Laughing as we learn
25 Oct 2012 by Evoluted New Media
The internet. Internal combustion. Crisps. Just three things that we on the Science Lite desk are constantly disappointed we didn’t invent. Not being computer scientists, engineers or food production experts we can, however, forgive ourselves to some extent.
But there is one thing for which we have absolutely no such excuse. At the end of September the world’s scientific elite meet to celebrate and recognise some of the year’s most important research. Well, perhaps ‘important’ is overstating it slightly – ‘improbable’, yes, that’s more apt.
And that should give some clue as to what we are talking about. Yes, it’s the 22nd annual Ig Nobel prize ceremony - organised by the excellent Annals of Improbable Research. All year we scope-out obscure journals, indulge crack-pot scientists and scour forums all in the name of teasing out a few smirks at the wonderful world of research – then the Igs come along and a smorgasbord of hilarity pours forth all at once. A smorgasbord that we – with our task of using science to tickle funny bones – should have been responsible for, but alas once again our ability fails to quite reach the lofty levels set by our Editor’s ambition.
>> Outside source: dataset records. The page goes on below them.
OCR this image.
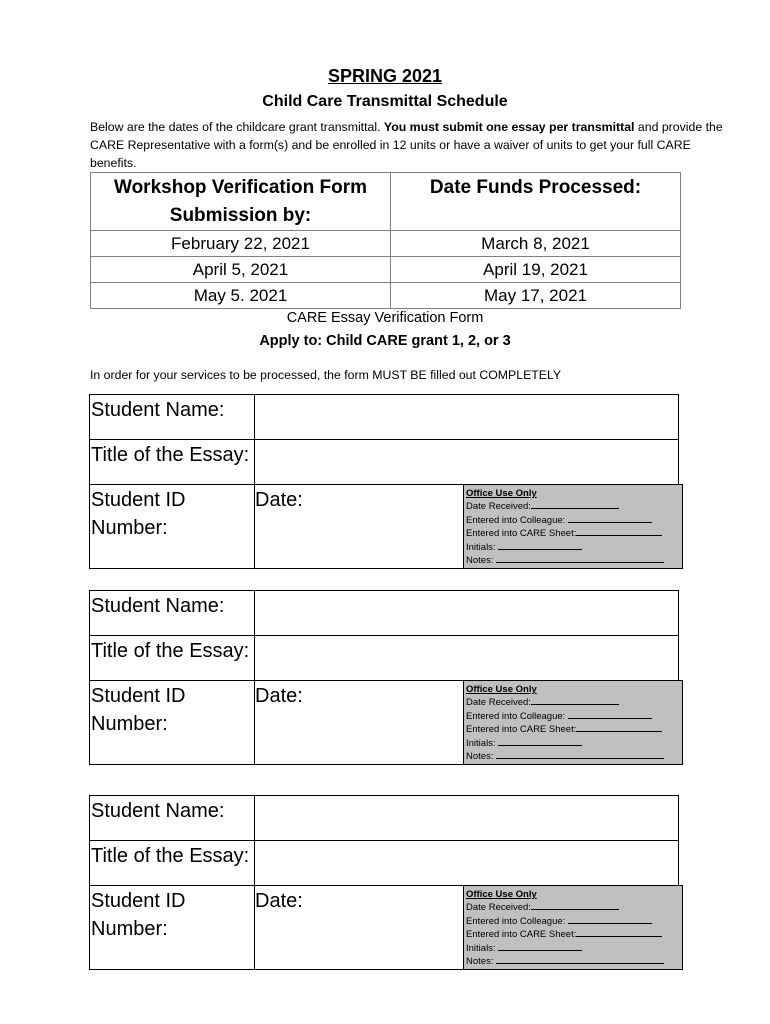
SPRING 2021
Child Care Transmittal Schedule
Below are the dates of the childcare grant transmittal. You must submit one essay per transmittal and provide the CARE Representative with a form(s) and be enrolled in 12 units or have a waiver of units to get your full CARE benefits.
Workshop Verification Form Submission by:	Date Funds Processed:
February 22, 2021	March 8, 2021
April 5, 2021	April 19, 2021
May 5. 2021	May 17, 2021
CARE Essay Verification Form
Apply to: Child CARE grant 1, 2, or 3
In order for your services to be processed, the form MUST BE filled out COMPLETELY
Student Name:
Title of the Essay:
Student ID Number:
Date:	Office Use Only
Date Received:
Entered into Colleague:
Entered into CARE Sheet:
Initials:
Notes:
Student Name:
Title of the Essay:
Student ID Number:
Date:	Office Use Only
Date Received:
Entered into Colleague:
Entered into CARE Sheet:
Initials:
Notes:
Student Name:
Title of the Essay:
Student ID Number:
Date:	Office Use Only
Date Received:
Entered into Colleague:
Entered into CARE Sheet:
Initials:
Notes:
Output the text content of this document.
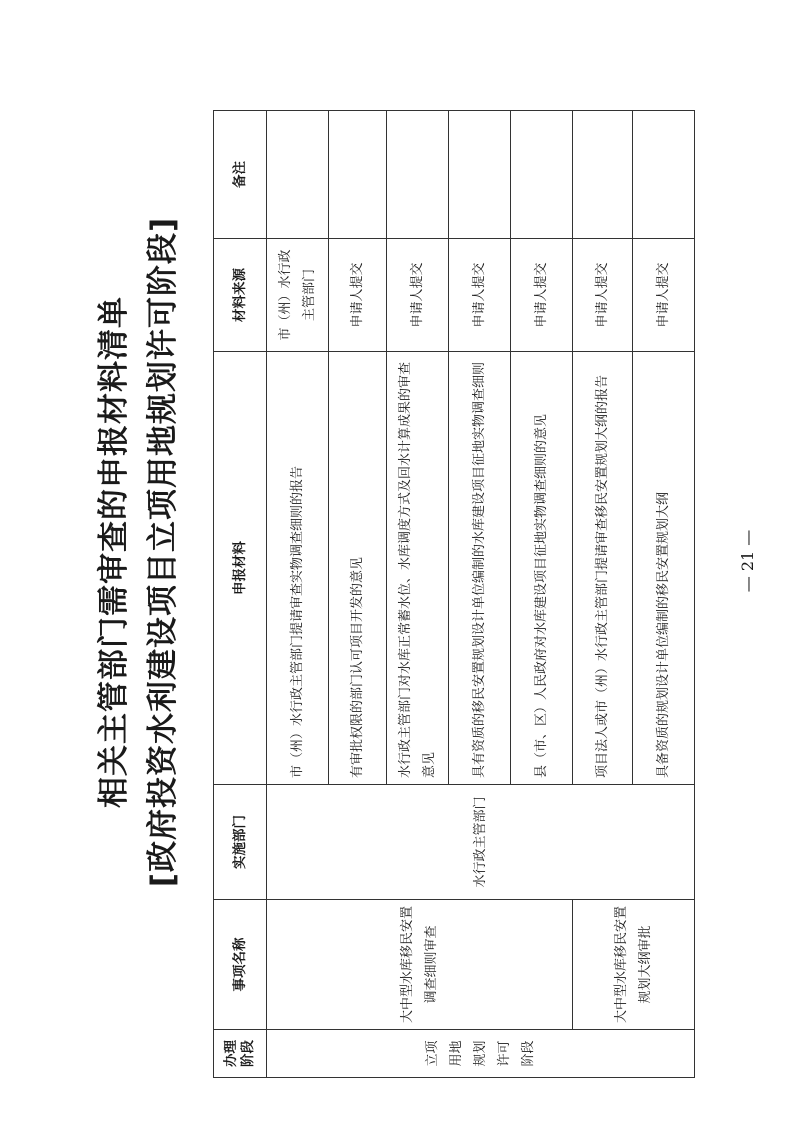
相关主管部门需审查的申报材料清单 [政府投资水利建设项目立项用地规划许可阶段]
办理阶段	事项名称	实施部门	申报材料	材料来源	备注
立项用地规划许可阶段	大中型水库移民安置调查细则审查	水行政主管部门	市（州）水行政主管部门提请审查实物调查细则的报告	市（州）水行政主管部门	
			有审批权限的部门认可项目开发的意见	申请人提交	
			水行政主管部门对水库正常蓄水位、水库调度方式及回水计算成果的审查意见	申请人提交	
			具有资质的移民安置规划设计单位编制的水库建设项目征地实物调查细则	申请人提交	
			县（市、区）人民政府对水库建设项目征地实物调查细则的意见	申请人提交	
	大中型水库移民安置规划大纲审批		项目法人或市（州）水行政主管部门提请审查移民安置规划大纲的报告	申请人提交	
			具备资质的规划设计单位编制的移民安置规划大纲	申请人提交	
— 21 —
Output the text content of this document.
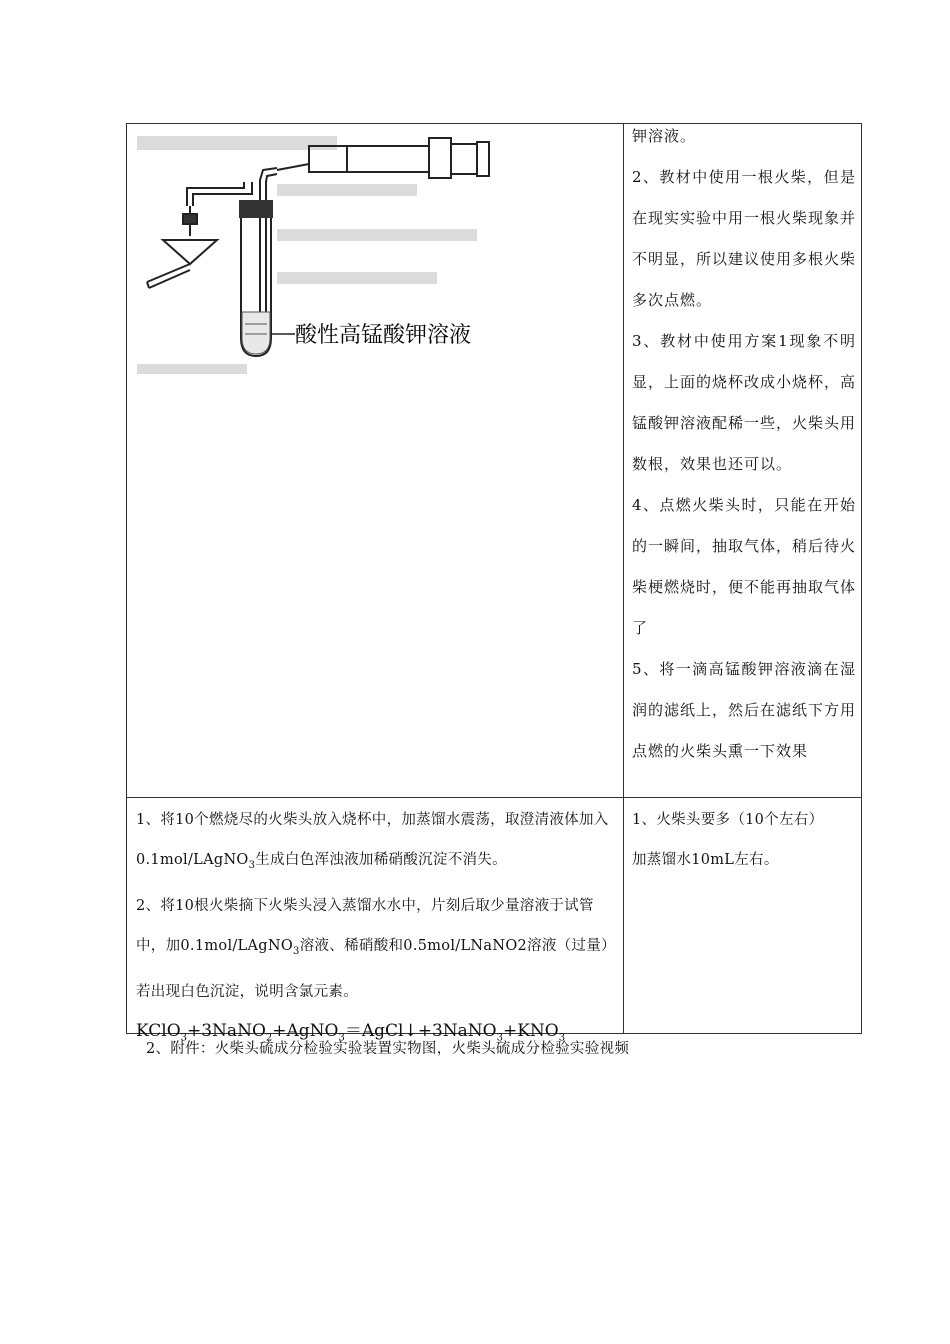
酸性高锰酸钾溶液
钾溶液。
2、教材中使用一根火柴，但是在现实实验中用一根火柴现象并不明显，所以建议使用多根火柴多次点燃。
3、教材中使用方案1现象不明显，上面的烧杯改成小烧杯，高锰酸钾溶液配稀一些，火柴头用数根，效果也还可以。
4、点燃火柴头时，只能在开始的一瞬间，抽取气体，稍后待火柴梗燃烧时，便不能再抽取气体了
5、将一滴高锰酸钾溶液滴在湿润的滤纸上，然后在滤纸下方用点燃的火柴头熏一下效果
1、将10个燃烧尽的火柴头放入烧杯中，加蒸馏水震荡，取澄清液体加入0.1mol/LAgNO$_3$生成白色浑浊液加稀硝酸沉淀不消失。
2、将10根火柴摘下火柴头浸入蒸馏水水中，片刻后取少量溶液于试管中，加0.1mol/LAgNO$_3$溶液、稀硝酸和0.5mol/LNaNO2溶液（过量）若出现白色沉淀，说明含氯元素。
$KClO_3+3NaNO_2+AgNO_3=AgCl↓+3NaNO_3+KNO_3$
1、火柴头要多（10个左右）
加蒸馏水10mL左右。
2、附件：火柴头硫成分检验实验装置实物图，火柴头硫成分检验实验视频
But enough of this bitterness – time to sit back and enjoy the awards aiming to “first make people laugh and then make them think”.
So, first up is a piece of research that goes some way to explain why not a single one of the science lite team can make it from the kitchen to their desks without looking as if they have attempted to embalm themselves in whatever beverage it is they have prepared. The Fluid Dynamics prize went to Rouslan Krechetnikov and Hans Mayer for studying the dynamics of liquid-sloshing, to learn what happens when a person walks while carrying a cup of coffee. Physical Review E was the lucky journal to pick up their seminal paper Walking with Coffee: Why Does It Spill?
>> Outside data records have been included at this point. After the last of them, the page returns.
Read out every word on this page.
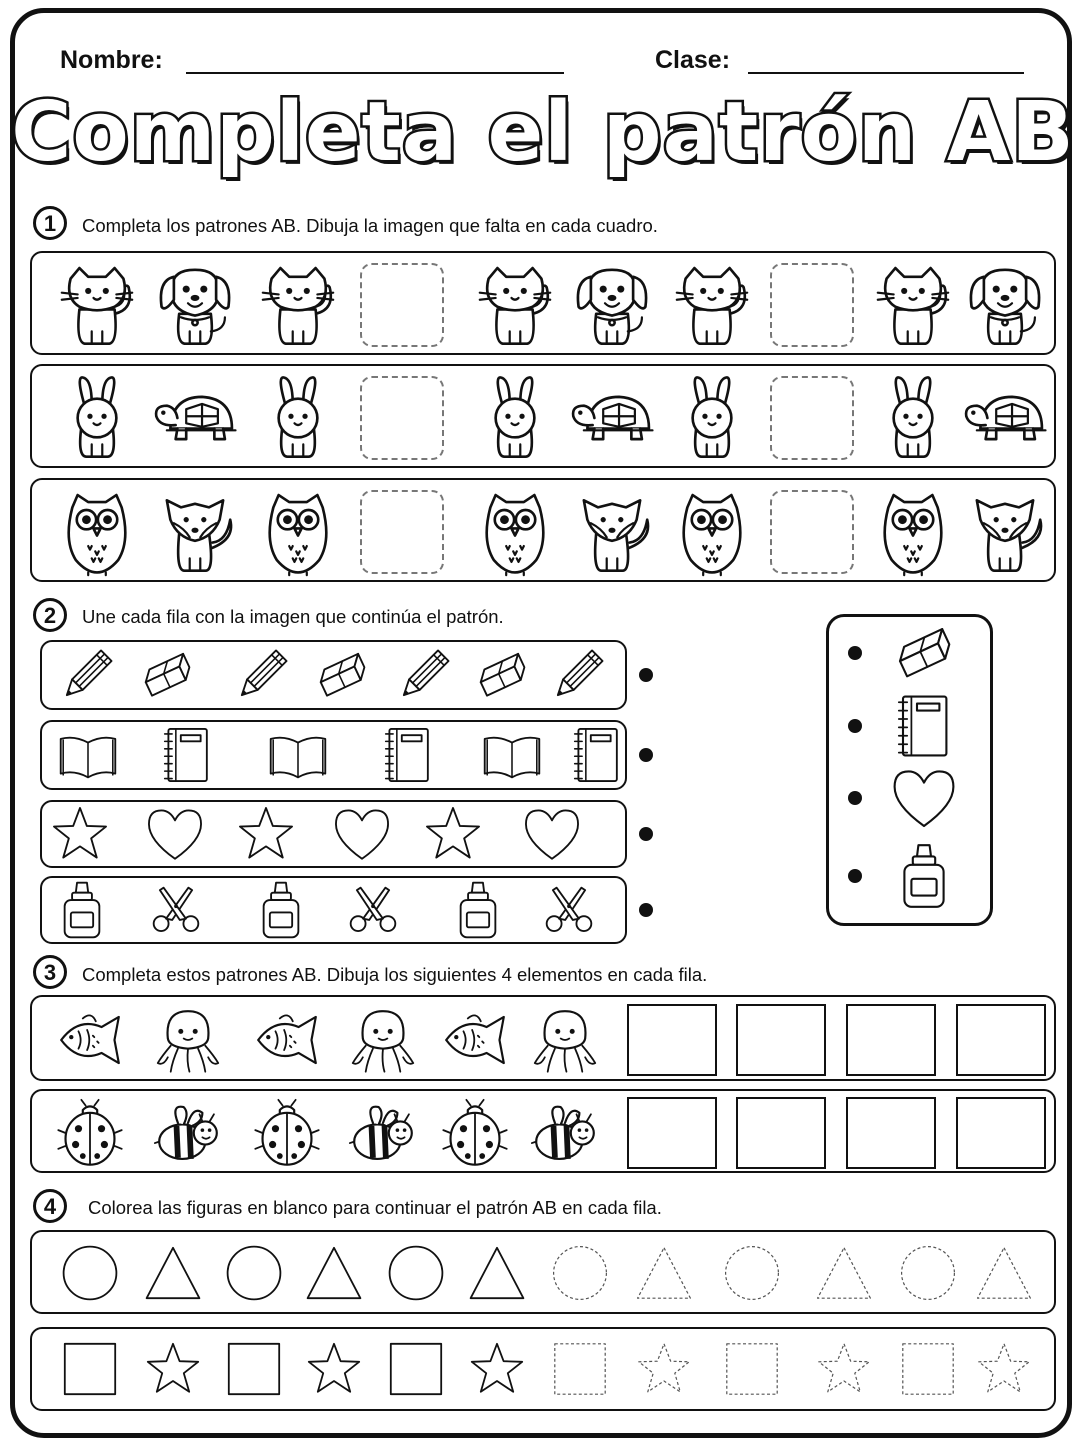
Nombre:	Clase:
Completa el patrón AB
1	Completa los patrones AB. Dibuja la imagen que falta en cada cuadro.
2	Une cada fila con la imagen que continúa el patrón.
3	Completa estos patrones AB. Dibuja los siguientes 4 elementos en cada fila.
4	Colorea las figuras en blanco para continuar el patrón AB en cada fila.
In a year that really has been a golden one for physics; we were especially anticipating the physics prize. Would it go to work on the mysterious world of dark energy? Or a new brain-busting insight into quantum physics? No, this year’s Physics Prize went to Joseph Keller and Raymond Goldstein, Patrick Warren, and Robin Ball, for calculating the balance of forces that shape and move the hair in a human ponytail. Unfortunately, unlike the work on the slopping coffee, this is of limited direct relevance for us – when it comes to matters of the scalp, the science lite desk is a barren, stark wasteland.
To the Medicine Prize now, and we have to confess this one scared us a little. You see, it went to work solving a problem that we didn’t know even existed. We’d wager that if you were unfortunate enough to have to undergo an investigative gastroenterological procedure you’d be anxious enough – but what if you thought you could explode whilst you were indignantly bent double? Well – to those people we “worry ye not” - Emmanuel Ben-Soussan and Michel Antonietti have advised doctors who perform colonoscopies how to minimize the chance that their patients will explode – and for their troubles they win an Ignobel!
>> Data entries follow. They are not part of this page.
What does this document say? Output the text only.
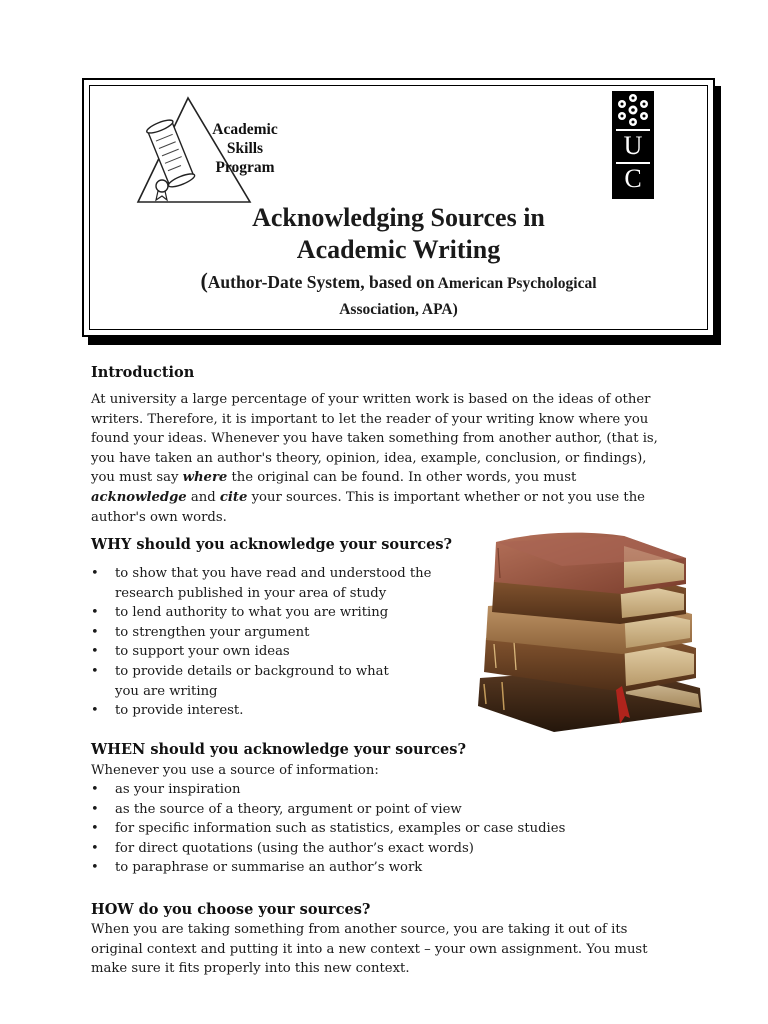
Academic
Skills
Program
U
C
Acknowledging Sources in
Academic Writing
(Author-Date System, based on American Psychological
Association, APA)
Introduction
At university a large percentage of your written work is based on the ideas of other
writers. Therefore, it is important to let the reader of your writing know where you
found your ideas. Whenever you have taken something from another author, (that is,
you have taken an author's theory, opinion, idea, example, conclusion, or findings),
you must say where the original can be found. In other words, you must
acknowledge and cite your sources. This is important whether or not you use the
author's own words.
WHY should you acknowledge your sources?
• to show that you have read and understood the
research published in your area of study
• to lend authority to what you are writing
• to strengthen your argument
• to support your own ideas
• to provide details or background to what
you are writing
• to provide interest.
WHEN should you acknowledge your sources?
Whenever you use a source of information:
• as your inspiration
• as the source of a theory, argument or point of view
• for specific information such as statistics, examples or case studies
• for direct quotations (using the author’s exact words)
• to paraphrase or summarise an author’s work
HOW do you choose your sources?
When you are taking something from another source, you are taking it out of its
original context and putting it into a new context – your own assignment. You must
make sure it fits properly into this new context.
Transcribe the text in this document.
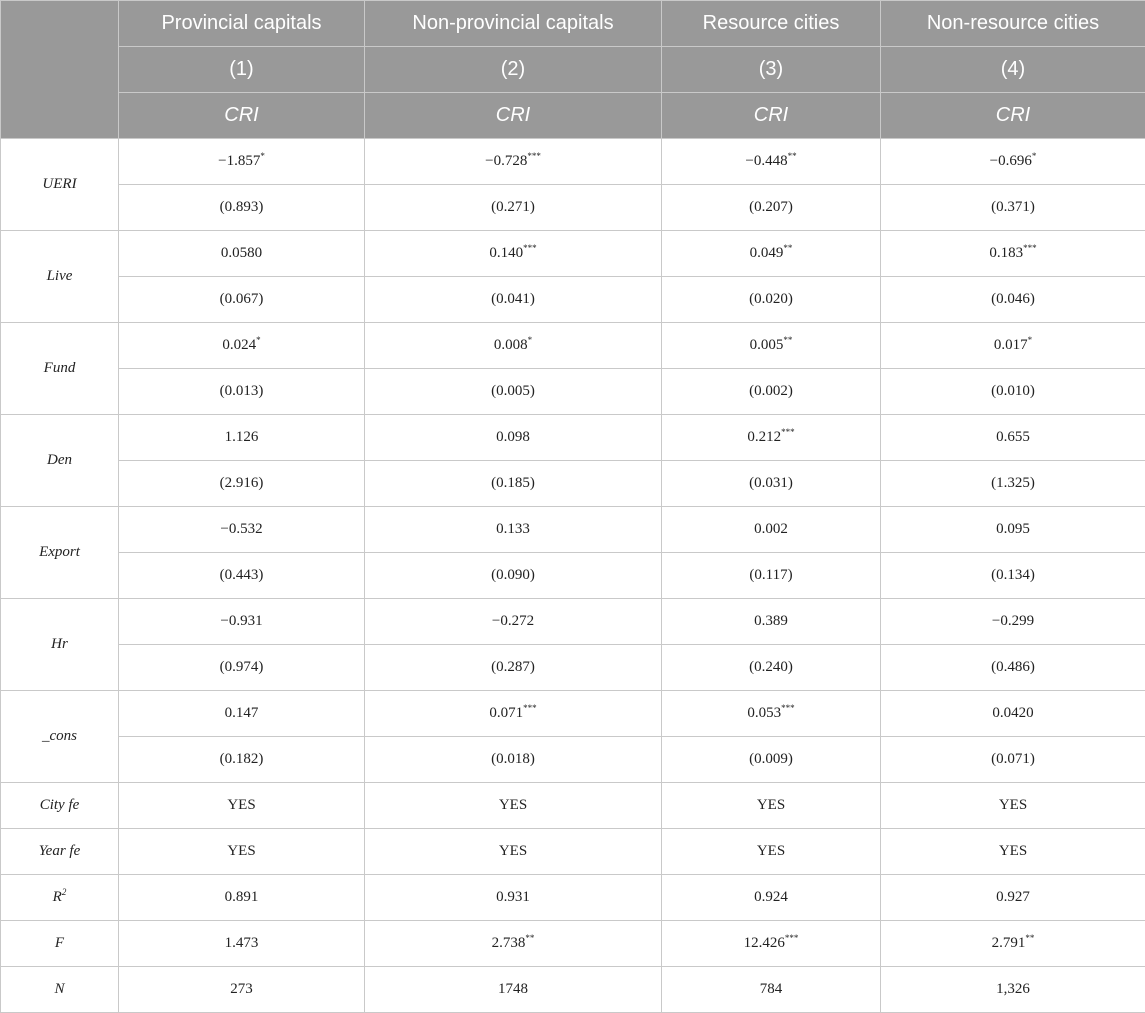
	Provincial capitals	Non-provincial capitals	Resource cities	Non-resource cities
	(1)	(2)	(3)	(4)
	CRI	CRI	CRI	CRI
UERI	−1.857*	−0.728***	−0.448**	−0.696*
	(0.893)	(0.271)	(0.207)	(0.371)
Live	0.0580	0.140***	0.049**	0.183***
	(0.067)	(0.041)	(0.020)	(0.046)
Fund	0.024*	0.008*	0.005**	0.017*
	(0.013)	(0.005)	(0.002)	(0.010)
Den	1.126	0.098	0.212***	0.655
	(2.916)	(0.185)	(0.031)	(1.325)
Export	−0.532	0.133	0.002	0.095
	(0.443)	(0.090)	(0.117)	(0.134)
Hr	−0.931	−0.272	0.389	−0.299
	(0.974)	(0.287)	(0.240)	(0.486)
_cons	0.147	0.071***	0.053***	0.0420
	(0.182)	(0.018)	(0.009)	(0.071)
City fe	YES	YES	YES	YES
Year fe	YES	YES	YES	YES
$R^2$	0.891	0.931	0.924	0.927
F	1.473	2.738**	12.426***	2.791**
N	273	1748	784	1,326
And so we come to the Neuroscience Prize. Craig Bennett, Abigail Baird, Michael Miller, and George Wolford were the lucky winners for demonstrating that brain researchers, by using complicated instruments and simple statistics, can see meaningful brain activity anywhere — even in a dead salmon. This is, to say the least, disconcerting – we shall never look at our salmon encroute, or indeed neuroscience research papers in quite the same way again.